As you can see they are all resistant according to phenotypic methods. Let's see if WGS agrees with this. Run tb-profiler for all samples using the VCF files. Remember that VCF format contains variants detected in the genome. We have created these VCF files for you so that the analysis won't take too long. Here is the command for the first sample. You can adapt it for the rest.

tb-profiler profile --vcf ERR4829977.vcf.gz --prefix ERR4829977 --txt

After you have generated the result files, run the collate function and open using LibreOffice Calc.

tb-profiler collate

Open the tbprofiler.txt file in ~/data/tb/bedaquiline using libreoffice similar to as you have done before.

Question

Do the results from tb-profiler agree with the phenotypic results?

It seems like there are two samples which are sensitive to bedaquiline according to WGS. Have a look at the individual text format result files for these samples and go to the "Other variants" section. Resistance can often occur due to novel variants that haven't been observed before.

Question

Can you identify any variants that could explain the discrepant results? Hint: look for variants in the atpE and mmpR5 genes.

Answers!

Let's first have a look at ERR8975807. It looks like the there are no known resistant mutations, however the "Other variants" section reveals that there are two variants in the mmpR5 gene. Remember that loss of function in this gene can cause resistance. One of these mutations is a small indel that causes a frameshift, and as a result – loss of function. Interestingly you might notice that the mutations are not fixed in the sample, with both occuring at close to 0.5 fraction of the reads. This indicates that there are two sub-populations in the host with different resistance mutations. Have a look at the bam file for this sample in IGV and see if you agree.

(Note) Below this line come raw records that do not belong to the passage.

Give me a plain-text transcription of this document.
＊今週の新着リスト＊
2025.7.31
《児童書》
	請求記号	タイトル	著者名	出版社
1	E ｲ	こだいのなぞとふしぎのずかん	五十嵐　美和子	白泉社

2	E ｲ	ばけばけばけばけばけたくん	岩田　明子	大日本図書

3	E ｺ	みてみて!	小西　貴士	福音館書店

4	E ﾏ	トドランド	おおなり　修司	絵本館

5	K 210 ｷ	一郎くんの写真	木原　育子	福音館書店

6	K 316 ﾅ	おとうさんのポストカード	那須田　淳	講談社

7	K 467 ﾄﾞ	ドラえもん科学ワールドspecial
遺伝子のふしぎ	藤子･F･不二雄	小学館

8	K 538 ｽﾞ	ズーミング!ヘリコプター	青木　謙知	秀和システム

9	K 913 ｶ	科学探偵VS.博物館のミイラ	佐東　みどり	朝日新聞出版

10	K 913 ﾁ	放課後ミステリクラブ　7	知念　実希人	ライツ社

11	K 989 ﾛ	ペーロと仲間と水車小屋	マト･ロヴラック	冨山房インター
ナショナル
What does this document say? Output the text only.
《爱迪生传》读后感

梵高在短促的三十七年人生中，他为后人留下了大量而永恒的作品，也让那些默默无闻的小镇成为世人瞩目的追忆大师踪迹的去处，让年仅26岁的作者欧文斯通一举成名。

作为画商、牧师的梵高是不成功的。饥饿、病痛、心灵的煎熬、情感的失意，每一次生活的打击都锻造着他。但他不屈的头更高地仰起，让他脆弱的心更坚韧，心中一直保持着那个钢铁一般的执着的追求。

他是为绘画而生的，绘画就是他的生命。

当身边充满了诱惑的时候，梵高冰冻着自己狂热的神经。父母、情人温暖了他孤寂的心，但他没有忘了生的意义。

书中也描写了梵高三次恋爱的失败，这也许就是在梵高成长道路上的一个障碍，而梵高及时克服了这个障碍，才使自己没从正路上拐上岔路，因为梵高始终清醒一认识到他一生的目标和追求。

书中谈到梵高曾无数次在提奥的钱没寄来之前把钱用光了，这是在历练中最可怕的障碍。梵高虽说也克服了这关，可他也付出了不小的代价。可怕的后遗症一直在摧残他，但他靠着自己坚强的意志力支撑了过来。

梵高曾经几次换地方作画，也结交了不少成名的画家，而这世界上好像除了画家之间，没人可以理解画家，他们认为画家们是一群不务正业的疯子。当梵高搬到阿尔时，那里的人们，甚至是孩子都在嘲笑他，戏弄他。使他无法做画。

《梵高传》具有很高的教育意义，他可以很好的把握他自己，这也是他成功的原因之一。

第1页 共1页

Second, lets look at ERR4796447. This sample also does not present any known variants. However, the "Other variants" section reveals that there is a variant in the atpE gene which codes for the drug target. Because this is a SNP causing less of a functional impact than the frameshift variant mentioned above, this will be more difficult to evaluate. However, there are some tools which can help. When assesing the functional impact of SNPs on proteins, researchers often turn to in silico methods. These predict the effect on characteristics such as protein stability and ligand binding affinity using a protein model. One such tool already exists for bedaquiline resistance called SUSPECT-BDQ. It allows you to upload a mutation and will predict whether it will confer resistance. Click the link and input the mutation you have found and have a look at the output. You'll have to convert the amino acids to one letter code (E.g. E61D).

Question

After studying the other mutations, do you wish to manually reclassify your samples?

Summary

You have seen how tb-profiler automates a lot of the steps you have performed so far. It does mapping, variant calling, annotation, and formats the results into a human-readable report. This is just one tool of many that can be used to predict resistance and, more generally, perform automated analyses. For other organisms, such as E. coli, you should use a tool which can also analyse resistance genes on plasmids.